No había podido continuar
viéndola morir.
Tanto como amaba a
Gabriel, él estaría a su lado hasta el último suspiro de aire. Yo no podía
estar presente.
Ella había sido como una
segunda madre para mí.
La conocía a ella y a
Gabriel desde que tenía uso de razón.
Él y yo habíamos asistido
al mismo kínder, a la misma primaria, a la misma secundaria…y habíamos hecho huelga y
berrinches por días con nuestros padres para que nos inscribieran en la misma
preparatoria.
Después de eso teníamos
planeado asistir a la misma universidad.
Compartir departamento.
Vivir juntos. Salir juntos. Ser completamente locos y borrachos juntos.
Íbamos a experimentar de todo juntos, como siempre habíamos hecho.
No podía recordar mi vida
sin él en ella.
En el kínder, en mi primer
día de clases, había llorado y pataleado pidiendo a gritos a mi mamá. La
maestra había tratado de calmarme y le había aventado un libro a su cabeza.
Desde entonces me dejó hacer mi berrinche hasta que me resignara a que estaría
allí, sin mi mamá, de ese día en adelante.

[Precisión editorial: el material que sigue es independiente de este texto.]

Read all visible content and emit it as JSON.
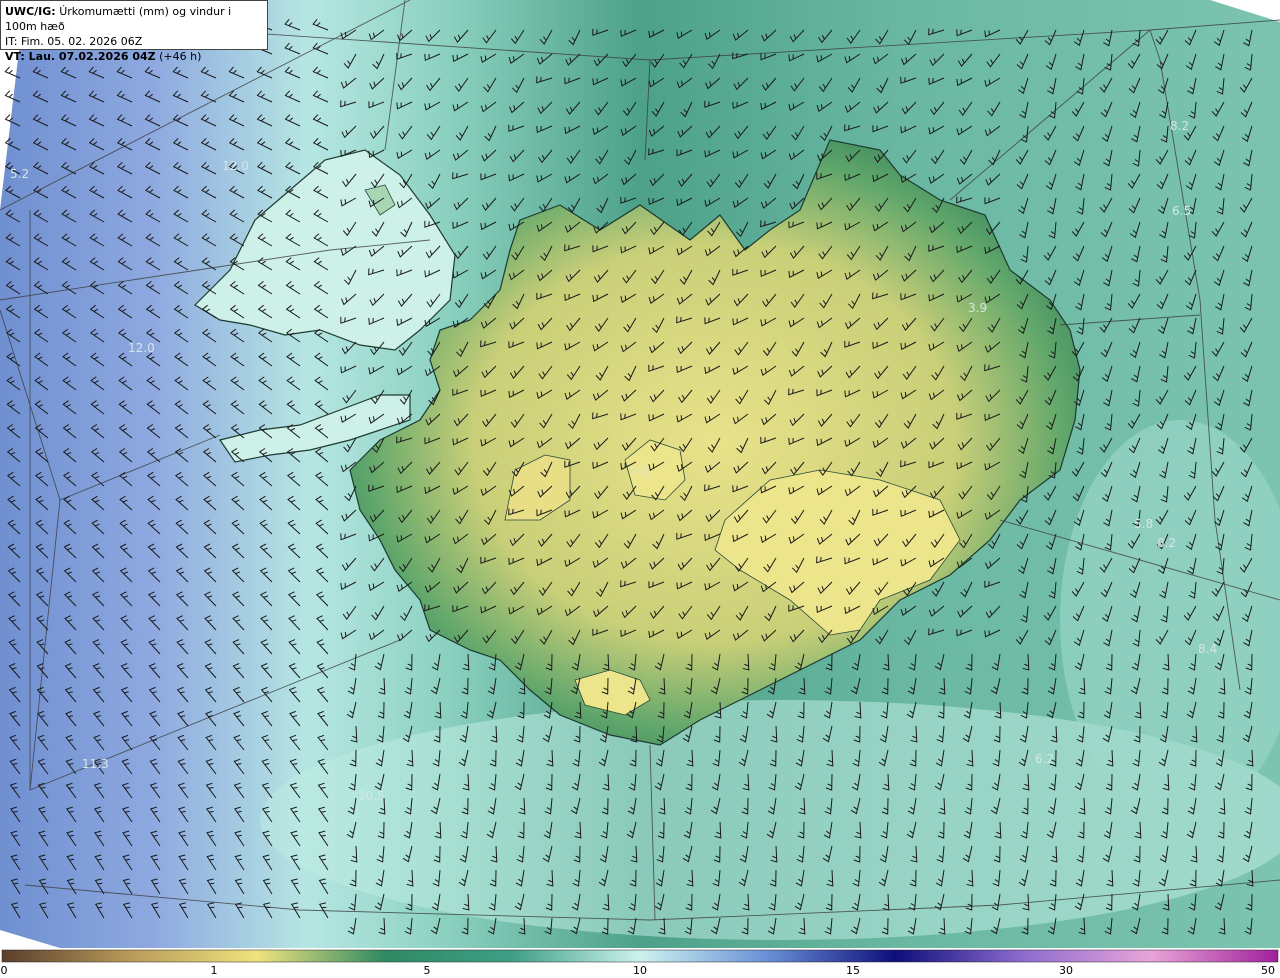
{
  "header": {
    "model": "UWC/IG:",
    "title": "Úrkomumætti (mm) og vindur i 100m hæð",
    "init_time": "IT: Fim. 05. 02. 2026 06Z",
    "valid_time": "VT: Lau. 07.02.2026 04Z",
    "lead": "(+46 h)"
  },
  "map_labels": [
    "5.2",
    "12.0",
    "12.0",
    "8.2",
    "6.5",
    "3.9",
    "5.8",
    "8.2",
    "8.4",
    "6.2",
    "10.5",
    "11.3",
    "7.0"
  ],
  "colorbar": {
    "ticks": [
      "0",
      "1",
      "5",
      "10",
      "15",
      "30",
      "50"
    ],
    "colors": [
      "#5a3e2b",
      "#b89a5a",
      "#efe37e",
      "#2f8a63",
      "#3f9f86",
      "#cdf2ee",
      "#6a8fd6",
      "#0e0e7a",
      "#8d6cd0",
      "#e8a4d8",
      "#a0209a"
    ]
  },
  "colors": {
    "land_yellow": "#e2dc85",
    "land_green": "#2f7d58",
    "sea_teal": "#6ab9a4",
    "sea_light": "#bdebe2",
    "sea_blue": "#7f9cdc"
  }
}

Yo me había sentado en una
esquina, rodeando mis piernas con mis brazos y recargando mi barbilla en las
rodillas. Me quedé viendo a todos, nadie lloraba y me miraban raro.
Fue entonces cuando un
niño de cabello negro y ojos grises se levantó de su asiento y caminó hacia mí.

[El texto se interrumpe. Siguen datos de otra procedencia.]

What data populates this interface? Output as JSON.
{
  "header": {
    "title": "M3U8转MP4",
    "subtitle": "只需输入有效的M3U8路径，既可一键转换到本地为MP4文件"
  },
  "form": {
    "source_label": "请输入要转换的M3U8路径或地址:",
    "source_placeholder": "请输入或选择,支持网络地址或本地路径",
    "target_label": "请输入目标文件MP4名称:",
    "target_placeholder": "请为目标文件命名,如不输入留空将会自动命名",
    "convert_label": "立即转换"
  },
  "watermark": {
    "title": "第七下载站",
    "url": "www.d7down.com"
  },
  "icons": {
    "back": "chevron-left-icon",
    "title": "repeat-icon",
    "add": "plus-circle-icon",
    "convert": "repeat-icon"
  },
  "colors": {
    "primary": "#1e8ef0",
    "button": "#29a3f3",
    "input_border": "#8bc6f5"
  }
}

Se sentó a mi lado mirándome fijamente con esos ojazos color plata líquida.
———
¿Por qué lloras? ——me había preguntado.
Lo
miré largamente, no segura de sí responder o no.
Algo
en él me hacía confiar.
———
Lloro porque estoy sola——respondí con un susurro.
Frunció
el ceño y tomó mi mano con la suya.
Sosteniéndola
apretadamente.
———
No estás sola…me tienes a mí——contestó con una reconfortante sonrisa.
Entre
lágrimas e hipidos le regresé la sonrisa. Estaba segura que entonces tenía el
rostro rojo e hinchado, pero él aun así me había visto como si fuera un ángel.
Desde
entonces nos habíamos sentado juntos durante el kínder.
Él
me defendía de los brabucones.
Yo
mantenía alejadas a las chiquillas que le sonreían, sí, incluso entonces él era
malditamente guapo. Incluso siendo un niño.
Él
se había comido el almuerzo que yo no quería y me daba a cambio el suyo.
Compartíamos
todo. Chicles, sí, asqueroso, lo sé. Apretones de mano, nuestro fiel juramento,
con saliva en ellas. Dulces. Chocolates. Juguetes.
Él
y yo éramos inseparables.
Él
siempre jugaba conmigo y soportaba mis estúpidas muñecas.
Yo
aprendí a jugar luchas con él.
Yo
decía que él era mi esposo. Él me seguía la corriente.
Incluso
en una época soportó mi etapa de jugar a las casitas, con bebé y todo. Fue
entonces, hace 12 años, cuando ambos teníamos 6 años, que nos dimos nuestro
primer beso. Había sido un tierno beso de labios juntados por menos de un
segundo, y había sido terriblemente asqueroso en aquel entonces. Juramos nunca
besarnos ese día.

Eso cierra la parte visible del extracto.